The 2001 Legislature passed LB 444, which instituted two relatively simple disclosure requirements that apply to private passenger auto insurance. The applicable section of the law states:
"On and after July 1, 2002, no private passenger automobile liability policy shall be delivered, issued for delivery, or renewed with respect to any motor vehicle licensed in this state unless accompanied by a disclosure showing (1) the location used to determine the rate charged to the named insured and (2) if any credit-based rating was used to determine the rate charged." (The numbering shown in this quotation is not in the law. We added it to refer to the explanations that follow.)
An insurer may also choose to comply with this law by using a separate enclosure that accompanies the policy or billing, or by changing the format of its billing statement. Note that there will be no need to file these statements or changes with the Department of Insurance.
While changes to policies or endorsements that are made to comply with this law must be filed, we must stress that these are the only filings that should be made to comply with this law. If an insurer is not changing a policy form or endorsement, then there will be no need for us to give any kind of approval.
This disclosure requirement covers only those situations where an individual insurer has two or more rate levels available to a policyholder and credit scoring or some other use of credit history is a factor used in determining which rate applies. In these situations, the insurer must make a clear affirmative statement to the policyholder that it has used credit history or credit scoring as a factor in determining the rate being charged.
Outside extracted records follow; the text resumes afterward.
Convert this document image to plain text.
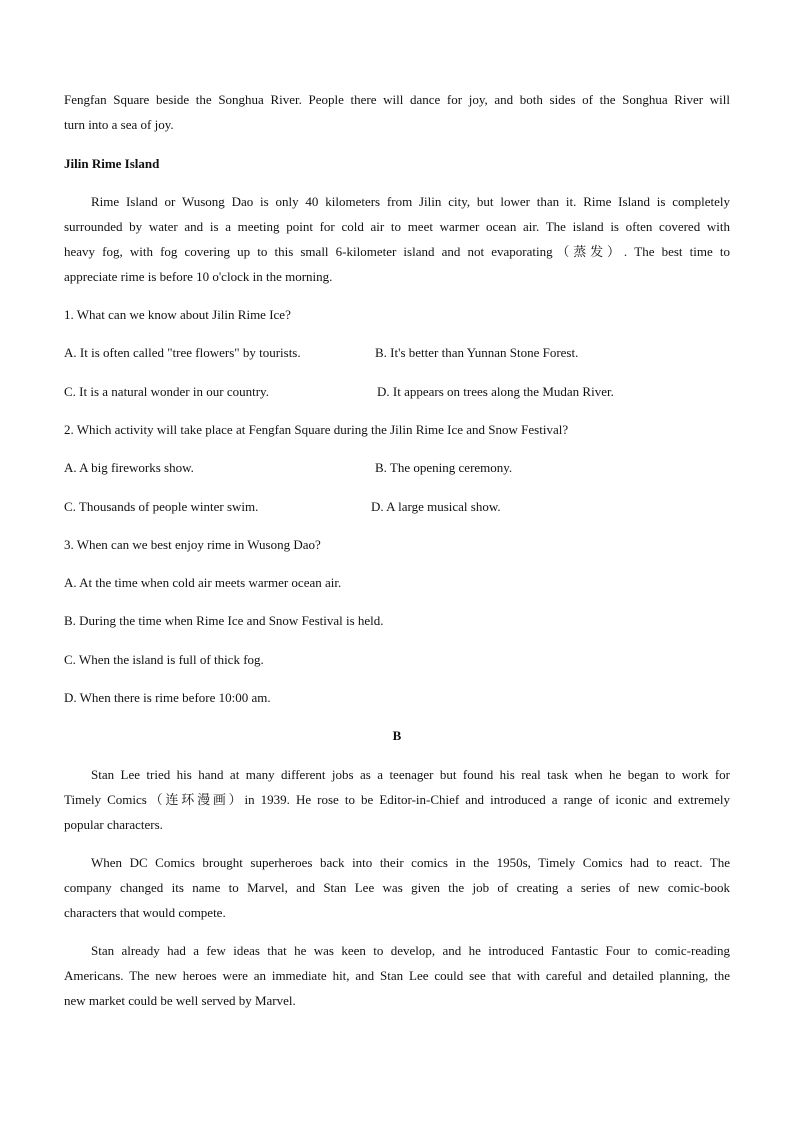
Fengfan Square beside the Songhua River. People there will dance for joy, and both sides of the Songhua River will
turn into a sea of joy.
Jilin Rime Island
Rime Island or Wusong Dao is only 40 kilometers from Jilin city, but lower than it. Rime Island is completely
surrounded by water and is a meeting point for cold air to meet warmer ocean air. The island is often covered with
heavy fog, with fog covering up to this small 6-kilometer island and not evaporating（蒸发）. The best time to
appreciate rime is before 10 o'clock in the morning.
1. What can we know about Jilin Rime Ice?
A. It is often called "tree flowers" by tourists.	B. It's better than Yunnan Stone Forest.
C. It is a natural wonder in our country.	D. It appears on trees along the Mudan River.
2. Which activity will take place at Fengfan Square during the Jilin Rime Ice and Snow Festival?
A. A big fireworks show.	B. The opening ceremony.
C. Thousands of people winter swim.	D. A large musical show.
3. When can we best enjoy rime in Wusong Dao?
A. At the time when cold air meets warmer ocean air.
B. During the time when Rime Ice and Snow Festival is held.
C. When the island is full of thick fog.
D. When there is rime before 10:00 am.
B
Stan Lee tried his hand at many different jobs as a teenager but found his real task when he began to work for
Timely Comics（连环漫画）in 1939. He rose to be Editor-in-Chief and introduced a range of iconic and extremely
popular characters.
When DC Comics brought superheroes back into their comics in the 1950s, Timely Comics had to react. The
company changed its name to Marvel, and Stan Lee was given the job of creating a series of new comic-book
characters that would compete.
Stan already had a few ideas that he was keen to develop, and he introduced Fantastic Four to comic-reading
Americans. The new heroes were an immediate hit, and Stan Lee could see that with careful and detailed planning, the
new market could be well served by Marvel.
Please note that it will not suffice to merely include a blanket statement that credit scoring might have affected the rate - the disclosure should be an affirmative statement made only when credit scoring or credit history is used by the individual insurer in its pricing calculations.
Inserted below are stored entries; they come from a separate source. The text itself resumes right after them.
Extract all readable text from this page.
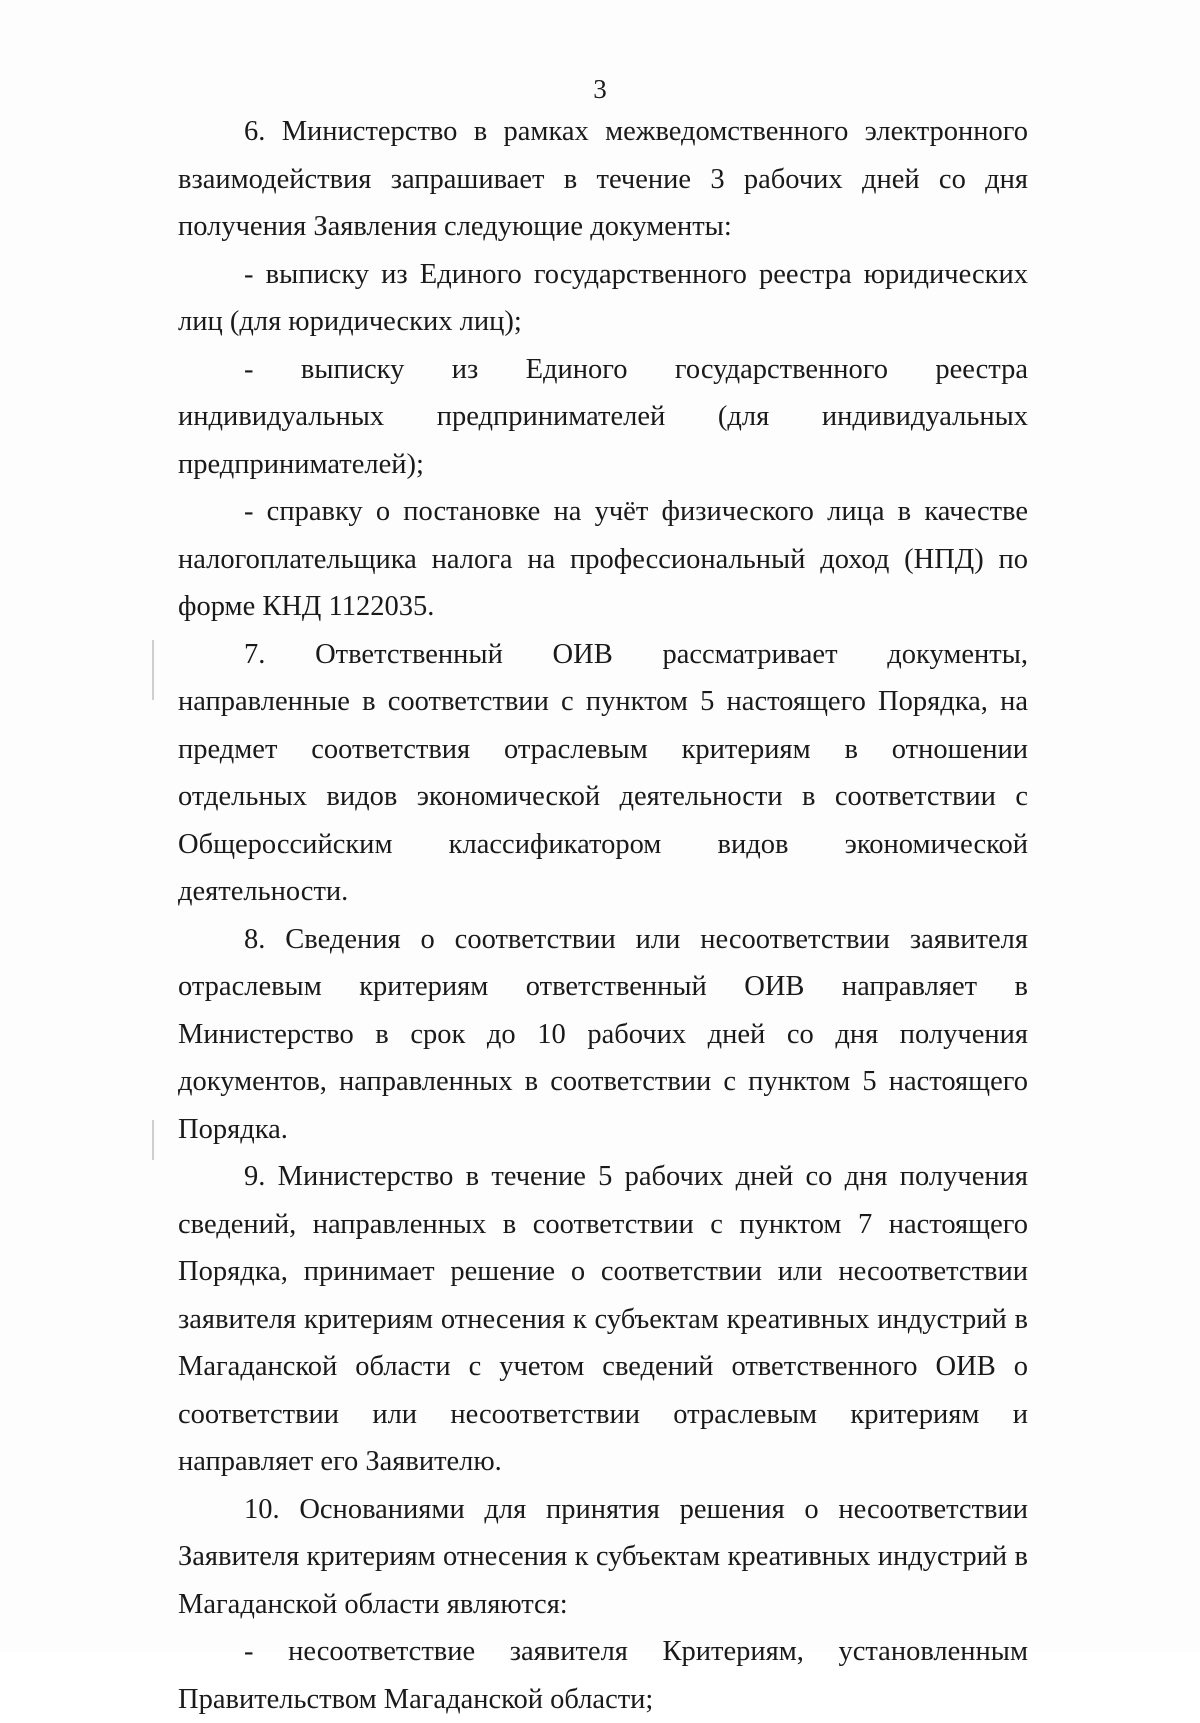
3

6. Министерство в рамках межведомственного электронного взаимодействия запрашивает в течение 3 рабочих дней со дня получения Заявления следующие документы:

- выписку из Единого государственного реестра юридических лиц (для юридических лиц);

- выписку из Единого государственного реестра индивидуальных предпринимателей (для индивидуальных предпринимателей);

- справку о постановке на учёт физического лица в качестве налогоплательщика налога на профессиональный доход (НПД) по форме КНД 1122035.

7. Ответственный ОИВ рассматривает документы, направленные в соответствии с пунктом 5 настоящего Порядка, на предмет соответствия отраслевым критериям в отношении отдельных видов экономической деятельности в соответствии с Общероссийским классификатором видов экономической деятельности.

8. Сведения о соответствии или несоответствии заявителя отраслевым критериям ответственный ОИВ направляет в Министерство в срок до 10 рабочих дней со дня получения документов, направленных в соответствии с пунктом 5 настоящего Порядка.

9. Министерство в течение 5 рабочих дней со дня получения сведений, направленных в соответствии с пунктом 7 настоящего Порядка, принимает решение о соответствии или несоответствии заявителя критериям отнесения к субъектам креативных индустрий в Магаданской области с учетом сведений ответственного ОИВ о соответствии или несоответствии отраслевым критериям и направляет его Заявителю.

10. Основаниями для принятия решения о несоответствии Заявителя критериям отнесения к субъектам креативных индустрий в Магаданской области являются:

- несоответствие заявителя Критериям, установленным
Правительством Магаданской области;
While LB 444 does not require the disclosure to indicate the effect that credit scoring had upon the individual policyholder, we expect that insurers that do not explain this will receive additional questions from their policyholders. Some may call the Department of Insurance instead. As such, we suggest that insurers will find their interests (and ours) to be served by making broader disclosures than the minimal disclosure required by this law.
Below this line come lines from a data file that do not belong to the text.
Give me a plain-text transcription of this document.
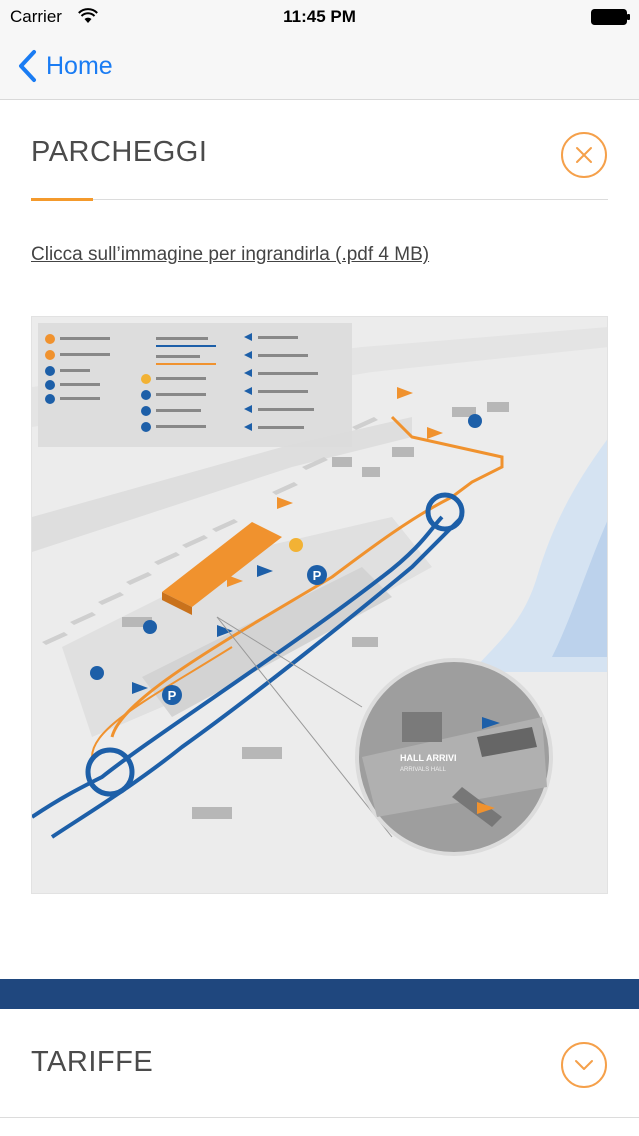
Carrier	11:45 PM
Home
PARCHEGGI
Clicca sull’immagine per ingrandirla (.pdf 4 MB)
P
P
HALL ARRIVI
ARRIVALS HALL
TARIFFE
Please note that, if requested, insurers must provide this additional information to affected policyholders. Section 44-7517 requires that, "within a reasonable time after receiving a written request and after receiving payment of such reasonable charge as it may require, every insurer . shall furnish all pertinent information to any insured affected by a rate, premium, or prospective loss cost made by the insurer." Insurers should also note that the disclosure requirement contained in this law does not replace or supercede disclosure requirements that may exist elsewhere (e.g., in the Fair Credit Reporting Act).